Von der geplanten Rückführung des Solidaritätszuschlags profitieren niedrige und mittlere Einkommen. Der vollständige Abbau des Solidaritätszuschlags ist zu einem späteren Zeitpunkt geplant. Begründet wird dies mit den weiterhin bestehenden Lasten des Bundes aus der Wiedervereinigung.
Dieser Beitrag beschäftigt sich mit den Auswirkungen der geplanten Änderungen auf den Abzug des Solidaritätszuschlags bei der Lohn- und Gehaltsabrechnung.
Der Solidaritätszuschlag - Eine Ergänzungsabgabe zur Finanzierung der deutschen Wiedervereinigung
Der Solidaritätszuschlag wird als Ergänzungsabgabe zur Einkommen- und Körperschaftssteuer erhoben. Sein Aufkommen steht allein dem Bund zu.
Die Einführung des Solidaritätszuschlags am 01. Juli 1991 wurde mit den besonderen Belastungen des Bundeshaushalts durch die Deutsche Wiedervereinigung, den Kosten des zweiten Golfkriegs und seinen Folgen sowie mit der Unterstützung der mittel-, ost- und südosteuropäischen Länder begründet (Solidaritätszuschlagsgesetz 1991 vom 24. Juni 1991). Er war zunächst befristet auf ein Jahr, d.h. bis zum 30. Juni 1992.
Am 01. Januar 1995 wurde er mit dem Gesetz zur Umsetzung des Föderalen Konsolidierungsprogramms (FKPG) ohne zeitliche Befristung erneut eingeführt.
Der Solidaritätszuschlag betrug zunächst 7,5%. 1998 wurde er auf 5,5% der zu zahlenden Einkommen- und Körperschaftssteuer verringert. Dieser Prozentsatz gilt bis heute.
Der Solidaritätszuschlag bei der Lohnabrechnung
Jeder Arbeitgeber ist verpflichtet, die Lohnsteuer als besondere Form der Einkommensteuer vom steuerpflichtigen Bruttoarbeitslohn der Arbeitnehmer einzubehalten und an das Betriebsstättenfinanzamt abzuführen.
Gleiches gilt für den Solidaritätszuschlag und ggf. die Kirchensteuer.
Betroffen sind unbeschränkt und beschränkt steuerpflichtige Arbeitnehmer.

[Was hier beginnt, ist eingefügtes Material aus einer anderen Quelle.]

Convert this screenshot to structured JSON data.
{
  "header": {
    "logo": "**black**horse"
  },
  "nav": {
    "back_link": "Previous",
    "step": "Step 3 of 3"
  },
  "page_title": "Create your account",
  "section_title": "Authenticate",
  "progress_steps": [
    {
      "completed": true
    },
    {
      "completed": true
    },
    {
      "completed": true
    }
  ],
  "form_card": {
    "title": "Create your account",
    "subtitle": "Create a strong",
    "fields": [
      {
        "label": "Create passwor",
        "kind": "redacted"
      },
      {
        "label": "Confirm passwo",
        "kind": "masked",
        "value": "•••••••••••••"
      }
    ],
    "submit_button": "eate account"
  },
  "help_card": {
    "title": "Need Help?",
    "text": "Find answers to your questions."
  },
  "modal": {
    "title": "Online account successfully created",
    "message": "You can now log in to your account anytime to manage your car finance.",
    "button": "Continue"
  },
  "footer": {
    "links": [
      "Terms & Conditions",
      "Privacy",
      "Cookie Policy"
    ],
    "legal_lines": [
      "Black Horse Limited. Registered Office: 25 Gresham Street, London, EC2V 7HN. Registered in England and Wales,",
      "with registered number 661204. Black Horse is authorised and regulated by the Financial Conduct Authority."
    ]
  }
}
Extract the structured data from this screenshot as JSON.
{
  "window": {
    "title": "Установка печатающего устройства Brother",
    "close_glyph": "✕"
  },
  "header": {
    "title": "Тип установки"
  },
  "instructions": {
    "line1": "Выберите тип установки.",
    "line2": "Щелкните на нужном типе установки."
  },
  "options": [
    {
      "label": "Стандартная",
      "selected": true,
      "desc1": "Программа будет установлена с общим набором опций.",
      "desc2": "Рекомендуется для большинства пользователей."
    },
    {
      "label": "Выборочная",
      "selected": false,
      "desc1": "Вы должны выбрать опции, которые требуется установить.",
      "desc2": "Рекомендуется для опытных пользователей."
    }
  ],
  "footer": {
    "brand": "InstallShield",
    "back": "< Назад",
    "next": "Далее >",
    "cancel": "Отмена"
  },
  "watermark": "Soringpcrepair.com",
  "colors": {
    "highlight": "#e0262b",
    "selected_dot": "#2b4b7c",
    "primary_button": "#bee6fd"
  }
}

Die Lohnsteuer als Bemessungsgrundlage für den Solidaritätszuschlag
Die Bemessungsgrundlage für die Ermittlung des Solidaritätszuschlags ist die Lohnsteuer.
Wie bereits eingangs erwähnt, beträgt der Solidaritätszuschlag 5,5% des jeweiligen Lohnsteuerbetrags. Bruchteile eines Cents bleiben außer Ansatz.
Arbeitnehmer mit Kindern, die aus steuerrechtlicher Sicht berücksichtigt werden dürfen (z.B. im ersten Grad mit dem Steuerpflichtigen verwandte Kinder), zahlen einen niedrigeren Solidaritätszuschlag. Grund hierfür sind
- der Kinderfreibetrag,
- der Freibetrag für Betreuungs- und Erziehungs- oder Ausbildungsbedarf und
- der Entlastungsbetrag für Alleinerziehende.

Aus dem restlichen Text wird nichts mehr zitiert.